Namun, akhir-akhir ini, nilai-nilai Demokrasi
Pancasila itu sudah mulai luntur, akibat perilaku menyimpang oknum-oknum pendemo
yang mengesampingkan nilai-nilai ketertiban dan kedamaian dalam melakukan unjuk
rasa. Dalam artikel ini, penulis menggambarkan perilaku menyimpang para pendemo
itu dengan istilah “Demo-crazy”. Demonstrasi
adalah pernyataan protes yang dikemukakan secara massal. Sebab itu, demonstrasi
adalah hal biasa dalam Negara demokrasi.

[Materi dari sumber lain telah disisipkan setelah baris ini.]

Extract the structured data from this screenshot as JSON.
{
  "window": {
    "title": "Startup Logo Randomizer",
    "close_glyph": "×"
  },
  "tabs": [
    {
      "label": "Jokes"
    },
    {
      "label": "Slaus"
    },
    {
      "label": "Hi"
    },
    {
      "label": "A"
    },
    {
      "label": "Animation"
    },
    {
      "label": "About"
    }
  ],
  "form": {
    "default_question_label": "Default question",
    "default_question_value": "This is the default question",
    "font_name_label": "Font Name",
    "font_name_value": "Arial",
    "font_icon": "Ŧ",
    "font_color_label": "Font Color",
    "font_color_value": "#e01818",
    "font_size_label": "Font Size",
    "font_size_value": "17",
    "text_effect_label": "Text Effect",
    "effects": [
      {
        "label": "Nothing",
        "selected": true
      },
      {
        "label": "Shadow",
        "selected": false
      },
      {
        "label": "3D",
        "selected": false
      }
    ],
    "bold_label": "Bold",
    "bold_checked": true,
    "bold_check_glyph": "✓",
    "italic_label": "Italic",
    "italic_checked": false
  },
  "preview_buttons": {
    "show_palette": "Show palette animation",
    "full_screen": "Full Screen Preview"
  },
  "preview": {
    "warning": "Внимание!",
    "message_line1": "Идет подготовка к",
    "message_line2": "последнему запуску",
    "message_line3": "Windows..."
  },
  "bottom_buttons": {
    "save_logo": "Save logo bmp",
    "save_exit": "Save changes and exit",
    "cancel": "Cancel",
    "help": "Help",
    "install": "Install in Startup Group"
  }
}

Karena demonstrasi merupakan salah
satu cara untuk menyampaikan pendapat atau aspirasi di depan publik. Namun,
demonstrasi menjadi tidak biasa ketika para pendemo menjadi “crazy (baca: sinting/gila)” dan tidak lagi mengedepankan nilai-nilai moral dan
etika serta merugikan orang lain termasuk merugikan Negara. Merusak dan
membakar fasilitas publik, menyerang aparat keamanan dan pengguna jalan lainnya,
merendahkan orang lain, memfitnah, menyerbarkan Hoax dan kebencian, mencaci-maki
dan melempar polisi serta menyerang kehormatan kepala Negara, bahkan ada unsur makar
untuk menggulingkan pemerintahan yang sah. Potret “pendemo yang sinting” seperti ini hampir selalu dipertontonkan
ketika mahasiswa berdemonstrasi, dan memicu masalah yang lebih besar. Aksi
brutal dengan merusak fasilitas umum sebenarnya tidak dibenarkan sebab
merugikan Negara. Uang Negara yang seharusnya dapat digunakan untuk kebutuhan
lain, harus dikeluarkan lagi untuk memperbaiki fasilitas yang rusak.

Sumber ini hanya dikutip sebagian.